Reliable automatic seizure detection from long-term EEG remains a challenge, as current machine learning models often fail to generalize across patients or clinical settings. Manual EEG review remains the clinical standard, underscoring the need for robust models and standardized evaluation. To rigorously assess algorithm performance, we organized a challenge using a private dataset of continuous EEG recordings from 65 subjects (4,360 hours). Expert neurophysiologists annotated the data, providing ground truth for seizure events. Participants were required to detect seizure onset and duration, with evaluation based on event-based metrics, including sensitivity, precision, F1-score, and false positives per day. The SzCORE framework ensured standardized evaluation. The primary ranking criterion was the event-based F1-score, reflecting clinical relevance by balancing sensitivity and false positives. The challenge received 30 submissions from 19 teams, with 28 algorithms evaluated. Results revealed wide variability in performance, with a top F1-score of 43% (sensitivity 37%, precision 45%), highlighting the ongoing difficulty of seizure detection. The challenge also revealed a gap between reported performance and real-world evaluation, emphasizing the importance of rigorous benchmarking. Compared to previous challenges and commercial systems, the best-performing algorithm in this contest showed improved performance.
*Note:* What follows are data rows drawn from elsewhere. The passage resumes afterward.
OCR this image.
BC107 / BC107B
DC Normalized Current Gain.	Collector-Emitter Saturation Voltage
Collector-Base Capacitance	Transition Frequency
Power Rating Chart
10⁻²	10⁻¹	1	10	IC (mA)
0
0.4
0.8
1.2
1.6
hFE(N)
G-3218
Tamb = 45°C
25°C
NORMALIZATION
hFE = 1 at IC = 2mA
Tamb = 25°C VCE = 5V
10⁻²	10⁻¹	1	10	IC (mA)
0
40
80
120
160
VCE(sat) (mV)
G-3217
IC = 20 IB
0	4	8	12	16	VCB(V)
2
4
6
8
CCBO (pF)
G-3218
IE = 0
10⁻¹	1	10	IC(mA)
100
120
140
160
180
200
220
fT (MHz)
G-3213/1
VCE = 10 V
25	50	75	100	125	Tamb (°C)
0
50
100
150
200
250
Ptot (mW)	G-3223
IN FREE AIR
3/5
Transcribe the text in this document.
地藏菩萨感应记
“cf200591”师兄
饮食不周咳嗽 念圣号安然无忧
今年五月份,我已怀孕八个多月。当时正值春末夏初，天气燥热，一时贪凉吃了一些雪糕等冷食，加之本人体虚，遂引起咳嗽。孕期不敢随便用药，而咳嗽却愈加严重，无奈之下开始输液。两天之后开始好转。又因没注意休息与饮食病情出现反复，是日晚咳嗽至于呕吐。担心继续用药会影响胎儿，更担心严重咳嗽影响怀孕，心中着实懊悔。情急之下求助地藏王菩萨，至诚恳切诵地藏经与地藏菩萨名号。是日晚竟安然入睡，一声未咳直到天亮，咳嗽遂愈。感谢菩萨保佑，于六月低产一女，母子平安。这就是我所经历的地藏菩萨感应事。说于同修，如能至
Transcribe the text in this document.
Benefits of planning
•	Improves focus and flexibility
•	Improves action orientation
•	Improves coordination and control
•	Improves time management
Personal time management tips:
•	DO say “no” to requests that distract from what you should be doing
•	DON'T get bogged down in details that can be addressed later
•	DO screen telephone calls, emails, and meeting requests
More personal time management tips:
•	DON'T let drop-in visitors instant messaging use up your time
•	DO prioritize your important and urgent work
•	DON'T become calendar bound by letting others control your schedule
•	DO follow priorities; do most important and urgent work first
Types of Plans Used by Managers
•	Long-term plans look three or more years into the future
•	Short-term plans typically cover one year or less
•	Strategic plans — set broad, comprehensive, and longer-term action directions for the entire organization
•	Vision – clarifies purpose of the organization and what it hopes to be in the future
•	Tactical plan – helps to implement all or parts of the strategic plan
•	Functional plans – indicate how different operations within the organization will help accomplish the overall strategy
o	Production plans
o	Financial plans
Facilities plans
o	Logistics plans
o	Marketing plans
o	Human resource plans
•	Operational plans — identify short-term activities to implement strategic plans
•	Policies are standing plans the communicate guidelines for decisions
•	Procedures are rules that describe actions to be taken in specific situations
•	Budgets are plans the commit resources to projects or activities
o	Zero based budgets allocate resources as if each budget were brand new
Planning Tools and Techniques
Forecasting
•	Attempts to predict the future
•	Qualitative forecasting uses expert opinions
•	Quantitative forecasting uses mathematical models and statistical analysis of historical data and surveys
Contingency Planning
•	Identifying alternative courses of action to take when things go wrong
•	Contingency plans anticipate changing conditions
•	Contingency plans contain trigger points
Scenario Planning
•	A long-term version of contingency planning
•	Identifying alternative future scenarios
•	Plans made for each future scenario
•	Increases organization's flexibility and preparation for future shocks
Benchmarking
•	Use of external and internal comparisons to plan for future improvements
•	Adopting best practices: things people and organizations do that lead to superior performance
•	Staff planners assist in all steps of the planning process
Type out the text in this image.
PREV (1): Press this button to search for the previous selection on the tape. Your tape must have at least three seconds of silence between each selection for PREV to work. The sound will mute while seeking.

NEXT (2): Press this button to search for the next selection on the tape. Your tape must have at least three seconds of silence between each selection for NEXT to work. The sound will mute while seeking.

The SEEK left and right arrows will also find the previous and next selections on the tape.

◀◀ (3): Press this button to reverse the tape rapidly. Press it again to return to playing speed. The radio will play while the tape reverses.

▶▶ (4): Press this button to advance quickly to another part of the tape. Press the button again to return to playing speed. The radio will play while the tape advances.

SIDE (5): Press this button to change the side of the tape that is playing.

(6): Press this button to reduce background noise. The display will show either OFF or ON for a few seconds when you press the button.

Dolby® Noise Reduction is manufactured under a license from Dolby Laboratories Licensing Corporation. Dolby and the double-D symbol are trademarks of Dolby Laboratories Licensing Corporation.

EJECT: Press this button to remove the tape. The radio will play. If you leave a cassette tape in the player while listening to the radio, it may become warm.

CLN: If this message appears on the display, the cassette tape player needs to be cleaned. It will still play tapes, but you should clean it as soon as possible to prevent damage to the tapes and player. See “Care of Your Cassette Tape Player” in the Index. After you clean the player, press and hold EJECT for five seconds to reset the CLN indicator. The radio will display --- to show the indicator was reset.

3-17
Importantly, the challenge platform now supports continuous benchmarking, enabling reproducible research, integration of new datasets, and clinical evaluation of seizure detection algorithms using a standardized framework.

Paper Structure

This paper contains 18 sections, 4 figures, 4 tables.

Figures (4)

  • Figure 1: Distribution of the data in the Filadelfia dataset.
  • Figure 2: Sensitivity as a function of precision for the • algorithms submitted in the challenge. The background is shaded according to the F1-score, with dashed lines indicating iso-F1 score.
  • Figure 3: Percentage of algorithms that detect a percentage of events. Panel A shows the true positives, and panel B shows the false positives.
  • Figure 4: F1-score self-reported by the algorithm developers versus the event-based F1-score obtained in this challenge. The difference in F1-score is represented by the color of the line.